The role of the business and academic fraternity in addition to the support of similar like-minded nations are being recognized.
Partner nations are to be evaluated on the basis of growth, policy strength as well as the extent of debt and fiscal health.
Sh Piyush Goyal emphasised on the need for increased procurement from India in processed agriculture, marine products and steel.
The launch of a trilateral Supply Chain Resilience Initiative (SCRI) between the nations of India, Australia and Japan were discussed during a virtual meeting between representatives. The meeting which saw the participation of Simon Birmingham, Minister for Trade, Tourism and Investment (Australia), Kajiyama Hiroshi, Minister of Economy, Trade and Industry (Japan) and Piyush Goyal, Minister of Commerce and Industry (India), outlined the scope of cultivating trilateral supply chain resilience against the backdrop of the ongoing COVID-19 pandemic. The diversification of production portfolio, identification of competitive sectors and the end-to-end digitisation of documentation and trading have been highlighted as factors crucial to the concretisation of the supply chain. Sh Piyush Goyal remarked “The diversification of supply chain is critical for managing the risks associated with supply of inputs including disciplining price volatility. We could provide the core pathway for linking value chains in the region by creating a network of reliable long term supplies and appropriate capacities.” while indicating India’s openness towards embracing a trustworthy supply chain.
The Ministers also identified the joint responsibility of the business and academic fraternity in addition to the support of similar like-minded nations as crucial to the success of the initiative. Partner nations are to be evaluated on the basis of growth, policy strength, extent of debt and fiscal health among other factors. Sh Goyal also recognised India’s synergies with Australia and Japan while highlighting the need to increase the demand for Indian goods and services across sectors including processed agriculture, agro-chemicals, marine products and steel.

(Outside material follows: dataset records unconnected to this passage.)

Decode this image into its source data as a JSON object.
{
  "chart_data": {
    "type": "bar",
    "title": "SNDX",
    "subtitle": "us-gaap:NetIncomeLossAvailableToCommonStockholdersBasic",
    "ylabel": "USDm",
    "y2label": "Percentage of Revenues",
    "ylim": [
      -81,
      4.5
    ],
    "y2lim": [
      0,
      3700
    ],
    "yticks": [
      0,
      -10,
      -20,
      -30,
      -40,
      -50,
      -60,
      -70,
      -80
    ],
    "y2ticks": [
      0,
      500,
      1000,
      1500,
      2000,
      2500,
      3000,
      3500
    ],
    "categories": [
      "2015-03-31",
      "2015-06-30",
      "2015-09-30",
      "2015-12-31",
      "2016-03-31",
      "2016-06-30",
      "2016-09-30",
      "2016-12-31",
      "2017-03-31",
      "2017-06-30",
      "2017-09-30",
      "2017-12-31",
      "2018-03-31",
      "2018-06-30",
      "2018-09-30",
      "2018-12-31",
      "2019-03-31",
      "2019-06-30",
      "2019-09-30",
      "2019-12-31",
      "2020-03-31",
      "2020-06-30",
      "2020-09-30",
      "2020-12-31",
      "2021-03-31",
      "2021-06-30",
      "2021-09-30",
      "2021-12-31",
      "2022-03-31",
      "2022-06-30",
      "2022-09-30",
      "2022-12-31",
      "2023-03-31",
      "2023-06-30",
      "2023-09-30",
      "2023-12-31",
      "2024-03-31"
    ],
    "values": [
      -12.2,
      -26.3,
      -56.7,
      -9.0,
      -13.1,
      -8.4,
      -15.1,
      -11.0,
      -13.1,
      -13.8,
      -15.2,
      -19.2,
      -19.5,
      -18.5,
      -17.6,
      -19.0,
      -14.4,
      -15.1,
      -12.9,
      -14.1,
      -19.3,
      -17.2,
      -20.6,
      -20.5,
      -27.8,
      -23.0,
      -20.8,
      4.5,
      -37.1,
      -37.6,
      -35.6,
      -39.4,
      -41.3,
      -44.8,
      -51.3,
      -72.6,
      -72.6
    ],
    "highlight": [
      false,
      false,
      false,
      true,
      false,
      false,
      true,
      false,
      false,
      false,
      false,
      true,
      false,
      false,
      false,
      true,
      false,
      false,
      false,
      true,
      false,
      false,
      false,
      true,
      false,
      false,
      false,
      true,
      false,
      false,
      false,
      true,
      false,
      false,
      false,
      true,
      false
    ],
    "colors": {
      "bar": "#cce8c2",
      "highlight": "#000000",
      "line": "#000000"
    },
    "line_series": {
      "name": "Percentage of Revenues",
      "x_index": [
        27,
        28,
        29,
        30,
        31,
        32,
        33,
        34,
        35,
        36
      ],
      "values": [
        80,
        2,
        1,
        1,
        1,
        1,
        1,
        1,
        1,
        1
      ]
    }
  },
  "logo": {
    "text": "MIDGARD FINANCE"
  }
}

Indo-Australian bilateral relations have been concentrated in the domains of defence, energy and security with potential partnerships being identified in the IT/ITeS and healthcare sectors. Partnership between the nations have played a key role in ensuring the welfare of the Indian Ocean and Asia Pacific regions. Indo- Japanese relations, on the other hand, have been spread across the domains of security and infrastructure. Policies like ‘Act East’ and the ‘Partnership for Quality Infrastructure provide incentive to deepen the quality of existing relations. With the launch of the Supply Chain Resilience Initiative (SCRI), India’s cooperation with Australia and Japan will seek to strengthen the scope of existing trilateral trade relations.